Houve, além disso, “vicissitudes” posteriores: o diretor do Palácio lembra a ida da Família Real para o Brasil aquando da primeira invasão francesa, em 1807 (“vão uma série de peças e algumas ficarão lá — só tapeçarias foram para o Brasil 200”) ou a venda de joias em 1912 motivada por problemas económicos prementes da Casa Real, e levada a cabo pela Rainha Maria Pia, que as empenhara como garantias para empréstimos bancários.
Outros momentos marcantes na história deste tesouro real: quando “D. Pedro manda caixas com peças de prata para o Banco de Inglaterra” e o episódio caricato em que, “depois da Guerra Civil, D. Miguel vai com todos os apoiantes com 40 carros de bois até ao Forte de Elvas, guardar o tesouro existente”.
Há, em suma, “uma série de saídas e entradas de peças que procurámos juntar neste museu e explicar”, conta José Alberto Ribeiro. E com “revoluções no século XX”, era expectável que o destino do Tesouro Real então existente ficasse ainda mais em perigo. “Mas o desconhecimento de muito do que era este tesouro acabou por salvá-lo”, arrisca o diretor do Palácio.

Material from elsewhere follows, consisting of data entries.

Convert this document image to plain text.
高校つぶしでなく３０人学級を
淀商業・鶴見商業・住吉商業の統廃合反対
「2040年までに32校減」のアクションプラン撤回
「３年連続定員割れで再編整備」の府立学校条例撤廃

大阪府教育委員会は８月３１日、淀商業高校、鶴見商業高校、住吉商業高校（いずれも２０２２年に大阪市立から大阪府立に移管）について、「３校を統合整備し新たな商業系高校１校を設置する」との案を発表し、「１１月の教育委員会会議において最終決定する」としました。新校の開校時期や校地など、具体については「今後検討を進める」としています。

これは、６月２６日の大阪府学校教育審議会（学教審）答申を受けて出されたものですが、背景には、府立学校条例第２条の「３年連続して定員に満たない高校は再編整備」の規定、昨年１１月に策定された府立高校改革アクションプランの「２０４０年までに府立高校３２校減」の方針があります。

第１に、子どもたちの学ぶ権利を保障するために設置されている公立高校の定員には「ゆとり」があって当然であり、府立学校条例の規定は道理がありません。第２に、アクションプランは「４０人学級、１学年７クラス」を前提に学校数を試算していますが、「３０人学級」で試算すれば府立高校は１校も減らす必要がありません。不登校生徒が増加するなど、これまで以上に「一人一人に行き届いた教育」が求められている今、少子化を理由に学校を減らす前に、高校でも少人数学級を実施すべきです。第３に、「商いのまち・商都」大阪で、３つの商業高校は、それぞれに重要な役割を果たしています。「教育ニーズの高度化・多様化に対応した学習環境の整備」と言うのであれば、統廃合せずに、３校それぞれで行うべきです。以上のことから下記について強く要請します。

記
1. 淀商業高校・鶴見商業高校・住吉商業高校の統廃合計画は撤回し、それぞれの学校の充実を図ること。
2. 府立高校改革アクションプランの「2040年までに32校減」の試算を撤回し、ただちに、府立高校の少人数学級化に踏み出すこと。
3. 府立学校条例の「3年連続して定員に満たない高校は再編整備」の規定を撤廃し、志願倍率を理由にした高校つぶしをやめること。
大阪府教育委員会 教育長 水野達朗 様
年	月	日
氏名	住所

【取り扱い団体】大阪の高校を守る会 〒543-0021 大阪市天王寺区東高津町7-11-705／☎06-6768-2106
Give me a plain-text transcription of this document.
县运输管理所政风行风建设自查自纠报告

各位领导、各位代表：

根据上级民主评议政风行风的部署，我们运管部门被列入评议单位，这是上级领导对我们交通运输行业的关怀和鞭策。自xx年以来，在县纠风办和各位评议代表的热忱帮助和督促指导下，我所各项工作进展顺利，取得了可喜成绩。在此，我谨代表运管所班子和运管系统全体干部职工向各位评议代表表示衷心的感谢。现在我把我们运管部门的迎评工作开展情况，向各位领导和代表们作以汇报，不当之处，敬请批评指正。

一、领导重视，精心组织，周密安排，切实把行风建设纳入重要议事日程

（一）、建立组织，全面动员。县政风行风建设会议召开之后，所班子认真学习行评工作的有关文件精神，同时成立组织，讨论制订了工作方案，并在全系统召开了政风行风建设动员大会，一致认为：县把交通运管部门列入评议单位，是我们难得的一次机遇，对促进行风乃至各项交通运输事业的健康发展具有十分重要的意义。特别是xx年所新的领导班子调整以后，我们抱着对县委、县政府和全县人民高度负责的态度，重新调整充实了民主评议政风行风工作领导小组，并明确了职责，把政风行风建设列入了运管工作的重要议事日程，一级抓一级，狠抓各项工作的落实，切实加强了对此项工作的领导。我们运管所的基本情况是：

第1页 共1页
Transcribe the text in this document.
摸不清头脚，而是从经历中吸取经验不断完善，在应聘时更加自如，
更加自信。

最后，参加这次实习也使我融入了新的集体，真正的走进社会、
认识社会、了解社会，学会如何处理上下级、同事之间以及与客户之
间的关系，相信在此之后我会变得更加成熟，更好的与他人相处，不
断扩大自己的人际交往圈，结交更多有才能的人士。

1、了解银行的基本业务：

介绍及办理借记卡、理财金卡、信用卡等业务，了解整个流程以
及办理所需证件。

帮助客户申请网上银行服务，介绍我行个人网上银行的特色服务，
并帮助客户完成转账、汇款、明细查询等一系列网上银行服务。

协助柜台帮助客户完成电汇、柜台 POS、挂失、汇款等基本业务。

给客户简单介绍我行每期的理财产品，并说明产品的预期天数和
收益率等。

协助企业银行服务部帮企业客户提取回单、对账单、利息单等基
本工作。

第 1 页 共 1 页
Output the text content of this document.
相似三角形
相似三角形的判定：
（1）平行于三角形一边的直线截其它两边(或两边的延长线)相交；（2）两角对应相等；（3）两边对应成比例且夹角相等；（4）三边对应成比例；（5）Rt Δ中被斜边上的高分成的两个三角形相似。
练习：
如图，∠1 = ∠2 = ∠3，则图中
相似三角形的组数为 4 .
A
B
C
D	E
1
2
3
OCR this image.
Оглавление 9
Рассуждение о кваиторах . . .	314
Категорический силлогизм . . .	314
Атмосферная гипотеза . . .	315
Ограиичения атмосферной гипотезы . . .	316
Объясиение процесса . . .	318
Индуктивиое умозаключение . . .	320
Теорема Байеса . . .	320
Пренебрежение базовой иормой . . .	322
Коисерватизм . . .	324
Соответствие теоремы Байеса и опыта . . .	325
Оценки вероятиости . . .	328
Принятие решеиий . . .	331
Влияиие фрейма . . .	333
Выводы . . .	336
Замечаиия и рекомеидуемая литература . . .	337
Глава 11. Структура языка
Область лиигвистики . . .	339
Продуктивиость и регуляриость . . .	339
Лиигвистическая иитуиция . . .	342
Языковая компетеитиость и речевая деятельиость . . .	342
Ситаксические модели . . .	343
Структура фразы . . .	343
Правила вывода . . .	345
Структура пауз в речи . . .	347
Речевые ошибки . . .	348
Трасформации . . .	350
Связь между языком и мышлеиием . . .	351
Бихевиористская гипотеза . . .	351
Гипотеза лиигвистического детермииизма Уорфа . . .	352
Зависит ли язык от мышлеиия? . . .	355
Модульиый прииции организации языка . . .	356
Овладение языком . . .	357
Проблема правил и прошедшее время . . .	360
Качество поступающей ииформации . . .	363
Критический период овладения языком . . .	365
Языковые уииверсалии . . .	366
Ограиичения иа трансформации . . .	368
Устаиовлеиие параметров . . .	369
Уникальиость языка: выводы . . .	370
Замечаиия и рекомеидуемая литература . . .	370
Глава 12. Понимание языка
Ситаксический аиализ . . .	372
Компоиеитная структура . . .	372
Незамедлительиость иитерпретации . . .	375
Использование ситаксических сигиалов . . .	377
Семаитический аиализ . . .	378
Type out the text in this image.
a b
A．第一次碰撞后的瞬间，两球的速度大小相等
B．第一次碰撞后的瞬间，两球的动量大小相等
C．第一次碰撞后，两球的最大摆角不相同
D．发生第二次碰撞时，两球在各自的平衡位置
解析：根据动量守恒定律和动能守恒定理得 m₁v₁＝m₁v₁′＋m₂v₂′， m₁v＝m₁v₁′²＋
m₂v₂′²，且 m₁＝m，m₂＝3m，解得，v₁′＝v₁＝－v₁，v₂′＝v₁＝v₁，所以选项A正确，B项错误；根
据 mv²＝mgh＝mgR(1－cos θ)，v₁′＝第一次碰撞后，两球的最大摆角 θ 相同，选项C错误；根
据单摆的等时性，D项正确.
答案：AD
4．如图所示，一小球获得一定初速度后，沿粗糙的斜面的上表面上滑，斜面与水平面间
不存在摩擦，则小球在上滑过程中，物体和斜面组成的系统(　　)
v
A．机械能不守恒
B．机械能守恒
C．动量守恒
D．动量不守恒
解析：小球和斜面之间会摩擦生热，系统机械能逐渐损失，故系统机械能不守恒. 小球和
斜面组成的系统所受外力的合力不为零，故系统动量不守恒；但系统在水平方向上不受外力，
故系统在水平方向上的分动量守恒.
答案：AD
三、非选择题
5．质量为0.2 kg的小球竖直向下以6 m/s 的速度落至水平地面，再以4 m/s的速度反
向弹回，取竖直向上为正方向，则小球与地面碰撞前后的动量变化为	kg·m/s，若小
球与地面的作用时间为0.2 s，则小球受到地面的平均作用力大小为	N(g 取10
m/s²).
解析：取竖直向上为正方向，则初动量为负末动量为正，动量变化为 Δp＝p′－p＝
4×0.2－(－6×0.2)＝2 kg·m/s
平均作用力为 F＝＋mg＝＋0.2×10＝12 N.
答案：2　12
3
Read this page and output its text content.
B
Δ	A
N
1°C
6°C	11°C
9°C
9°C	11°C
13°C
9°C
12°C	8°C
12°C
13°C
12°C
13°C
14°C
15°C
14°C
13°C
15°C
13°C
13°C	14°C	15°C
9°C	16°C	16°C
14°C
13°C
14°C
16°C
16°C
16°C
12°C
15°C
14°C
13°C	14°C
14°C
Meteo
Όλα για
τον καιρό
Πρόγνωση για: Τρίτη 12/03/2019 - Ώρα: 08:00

Essa salvação resultou numa coleção de centenas de relíquias, que já pode ser vista — e o receio de voltar a perigar estes artefactos históricos é tanto que o diretor do Palácio da Ajuda nem quer ouvir falar em empréstimos ou saída de obras para exposições temporárias em museus de outros países: “Não temos política de empréstimos. Enquanto eu aqui estiver…”.